Highlights
- WFP aid convoy from El Obeid reaches Aweil in South Sudan bringing food for 30,000 people.
- In Sudan, malaria cases have fallen since a spike of 1.2 million in 2014 to nearly 900,000 this year.
- Food security improves throughout most of the country, due to good harvests, FEWS NET.
- In East Jebel Marra locality, about 4,000 children under five receive routine vaccines.
- UN SC Working Group on Children and Armed Conflict commends government efforts to ensure no child is recruited in the armed forces.
Figures
-
people in need in Sudan (2017 HNO): 4.8 million
-
people in need in Darfur (2017 HNO): 3 million
- GAM caseload (2017 HNO): 2.2 million
- South Sudanese refugees since 15 December 2013 registered by UNHCR as of 31 October 2017: 453,258
- Other refugees and asylum seekers registered by UNHCR as of 30 June 2017: 167,784
WFP expands the delivery of food through Sudan to people in need in South Sudan
The World Food Programme (WFP) has successfully sent the first aid convoy to deliver food assistance from Sudan to the South Sudanese city of Aweil in Bahr El-Ghazal, the organization said in a press release on 29 November. In 2018, WFP plans to send 30,000 metric tons (MT) of life-saving assistance down the new route to feed about 1.7 million people in South Sudan for 10 months.
It took five days for the 19 WFP-contracted truck convoy, carrying 500 MT of sorghum, to travel 830km from Sudan’s El Obeid town (North Kordofan State) to Aweil in South Sudan. The 500 MT of sorghum is enough to meet the emergency food needs of 30,000 people for one month.
WFP is now able to reach three locations in South Sudan by road from Sudan, including Renk, Bentiu and now Aweil. This enables WFP to deliver life-saving assistance more swiftly and efficiently and makes it easier to pre-position food before the rainy season, which cuts road access to many communities.

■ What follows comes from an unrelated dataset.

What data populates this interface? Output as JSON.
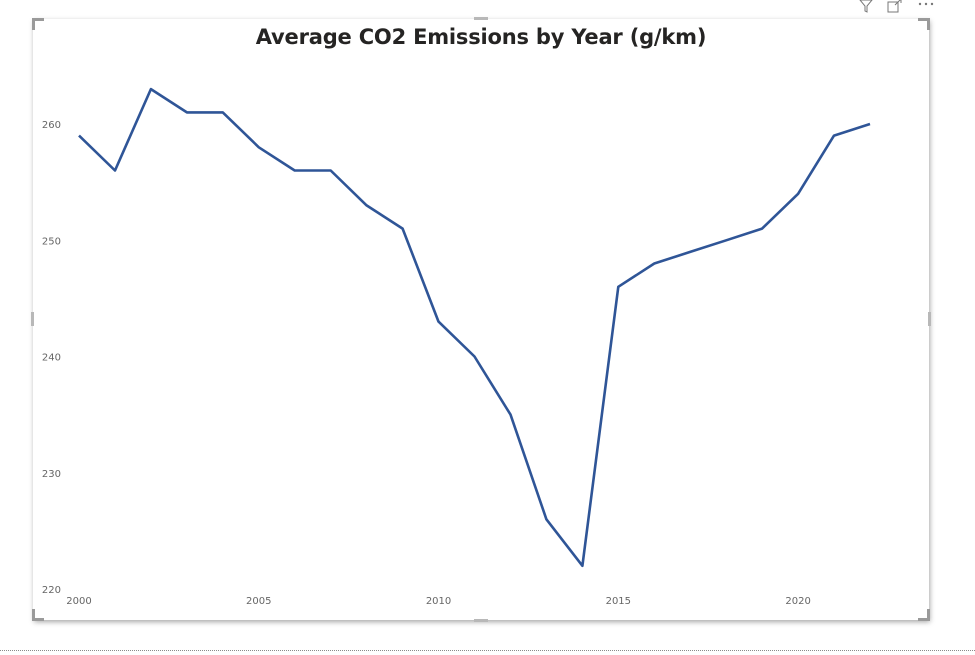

In 2014, WFP and the governments of Sudan and South Sudan signed a memorandum of understanding (MoU), which designates WFP as the sole agency responsible for the transportation of humanitarian cargo from Sudan to South Sudan. This 2014 MoU reopened the humanitarian corridor for the first time since the two countries separated in 2011.
So far in 2017, WFP Sudan has delivered about 42,600 MT of food - out of 97,260 MT over the past three years - to over 1.2 million conflicted-affected people facing acute hunger in South Sudan. The current MoU has been extended until June 2018.